I’m not afraid to expose my own dirt. I don’t care if people know I see a shrink, because my shrink is a lot crazier than I am, and more people need to see shrinks without feeling it’s something shameful. After growing up in a family with dark secrets, I have no issue with exposing myself, because it frees me up to live my truth, and there’s something empowering about accepting yourself as you are. I have nothing to be ashamed about. I’m human. I think a lot about the motto: E Pluribus Unum. To me, that not only means the United States is one country made up of many pieces, it means that out of all these pieces, one must be an individual. It shouldn’t be so hard to be open, but it’s liberating. No one can define you if you take the time and effort to define yourself.
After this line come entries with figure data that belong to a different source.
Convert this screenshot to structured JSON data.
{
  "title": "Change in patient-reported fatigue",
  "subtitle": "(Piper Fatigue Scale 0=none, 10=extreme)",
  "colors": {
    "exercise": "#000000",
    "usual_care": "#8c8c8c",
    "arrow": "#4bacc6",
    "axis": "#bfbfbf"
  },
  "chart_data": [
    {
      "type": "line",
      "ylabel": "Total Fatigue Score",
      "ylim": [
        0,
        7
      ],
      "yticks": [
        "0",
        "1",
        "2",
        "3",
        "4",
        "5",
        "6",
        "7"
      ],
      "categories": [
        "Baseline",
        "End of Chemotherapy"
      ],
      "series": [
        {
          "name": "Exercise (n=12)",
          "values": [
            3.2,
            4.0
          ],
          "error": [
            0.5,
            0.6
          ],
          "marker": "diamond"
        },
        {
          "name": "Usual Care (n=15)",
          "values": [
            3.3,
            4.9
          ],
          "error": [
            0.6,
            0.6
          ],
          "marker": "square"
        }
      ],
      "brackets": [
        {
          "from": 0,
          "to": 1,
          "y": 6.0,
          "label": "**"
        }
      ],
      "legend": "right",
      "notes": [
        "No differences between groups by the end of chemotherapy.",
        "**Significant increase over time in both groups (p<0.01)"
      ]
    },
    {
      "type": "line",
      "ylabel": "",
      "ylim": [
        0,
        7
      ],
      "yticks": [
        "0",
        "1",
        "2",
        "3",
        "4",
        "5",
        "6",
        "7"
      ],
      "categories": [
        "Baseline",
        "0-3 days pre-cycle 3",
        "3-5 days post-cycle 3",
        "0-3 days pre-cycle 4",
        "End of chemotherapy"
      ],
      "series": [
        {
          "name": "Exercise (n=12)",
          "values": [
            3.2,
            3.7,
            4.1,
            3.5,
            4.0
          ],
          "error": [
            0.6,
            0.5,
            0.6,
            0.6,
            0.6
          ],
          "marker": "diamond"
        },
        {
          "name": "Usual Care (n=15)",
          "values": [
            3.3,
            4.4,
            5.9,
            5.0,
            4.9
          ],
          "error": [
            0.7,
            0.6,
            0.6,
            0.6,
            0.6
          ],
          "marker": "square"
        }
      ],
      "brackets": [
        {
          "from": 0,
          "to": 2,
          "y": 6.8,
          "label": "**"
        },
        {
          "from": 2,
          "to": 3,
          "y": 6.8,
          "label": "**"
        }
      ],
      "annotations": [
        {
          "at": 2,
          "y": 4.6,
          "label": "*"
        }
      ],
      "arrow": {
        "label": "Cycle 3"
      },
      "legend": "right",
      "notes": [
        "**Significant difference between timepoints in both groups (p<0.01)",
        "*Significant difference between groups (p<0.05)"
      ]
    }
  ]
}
More importantly, the consequences of being untruthful and too frightened to be honest are too staggering. In an age where one can’t trust the media, being honest with oneself and with one’s vantage point on the world is the only way left for writers to create a truer reality for the future. Even if it’s on my Facebook page. There’s this belief with creative nonfiction, that it’s all really a lie, because as a writer you tell people what you want them to believe. I look at it a little differently. I tell people what I want to believe, and in that way, I come as close as I can to rendering truth.